When my littlest was younger he was a calm, quiet, little guy. He was content to simply sit back and watch the world unfold around him. He wasn’t that child that would talk to anyone. In fact, he rarely exchanged information verbally with strangers. If you, the stranger, approached him to chat about how cute he was, he would simply smile at you while holding tightly onto me, his savior; his mom. 

Being the mom of other children, I loved these traits in my youngest bundle of love. My oldest was brave, bold, and adventurous. He was born ready to explore the world and its inhabitants. By himself. He didn’t want my help. He didn’t need me or my guidance. 

So, I relished my littlest and his sweet personality. I could take him shopping without incident. He didn’t want to go off by himself. Hell, he didn’t even want out of the cart. He didn’t have tantrums for candy bars. He was a perfect replica of a perfect boy: cute, cuddly, and silent. He would never say embarrassing things to strangers because he wouldn’t talk to them. It was awesome. 

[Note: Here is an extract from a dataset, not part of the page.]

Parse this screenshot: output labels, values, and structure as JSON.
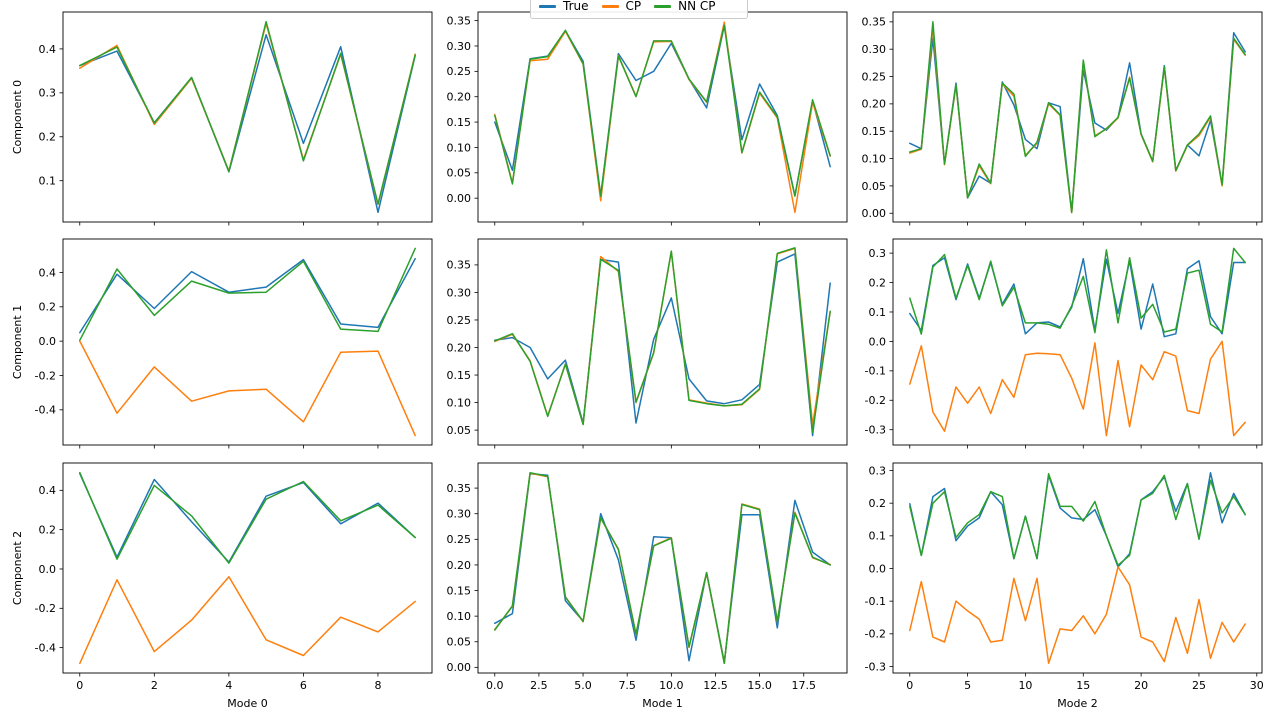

Until...we were standing in line with a very ominous looking guy covered in tattoos standing behind us. Head to toe, tattoos. This guy was huge, intimidating, and unfriendly. He didn’t smile at my adorable boy.  He didn’t smile at anyone. Being the diligent, overprotective mother, I physically tried to block my preciousness from view. But my boy wasn’t hiding behind my motherly strength; he was twisting and turning to get a better view of this daunting creature of manliness behind me. 

And out of nowhere, completely to my horror, my boy says, “Who colored on you?” 

The big scary guy laughed all the way out of the store.

Monday, August 5, 2013

Little Ears Have Big Mouths

If you have been following along on this little road trip down Parenthood Lane, you know that my mom is extremely critical of me. She actually acts as if I couldn’t parent a hermit crab. Okay, I will admit to losing him once, but I found him crawling around three days later. I also have an inability to keep houseplants alive. But I have not lost a child, well not permanently anyway. 

We (as in my precious little family) just finished a very long visit at the grandparents. Now, before we left our own home this morning, I went through the litany of rules I always mandate before going to grandmas: Do not talk back. Do not fight. Say please and thank you, even if you don’t mean it. Don’t tell Grandpa to chew with his mouth closed. In fact, don’t run, don’t jump, and don’t play. Just sit. Quietly. 

I don’t want a phone call when I get home. Do you know what I am talking about? Does your mother do this to you? After finally releasing the breathe I have been holding since my little family returned to our own abode, my phone will ring. It’s my mom. It goes something like this:

“Mom,” I say exasperated already, “He is four.”

“He called me a liar,”  she scathes into the phone. 

Oh shit, flows into my brain, followed by, hmmmm, he must have heard me. 

“I realize that, and there is no excuse for it,” except that it’s true, I think but do not say. 

“You need to take care of this,” she angrily responds.

 “Of course Mother,” I reply.

That angry telephone exchange is followed by one of the most important conversations we can have with our little echoes; don’t repeat what mommy says when she is ranting about grandma.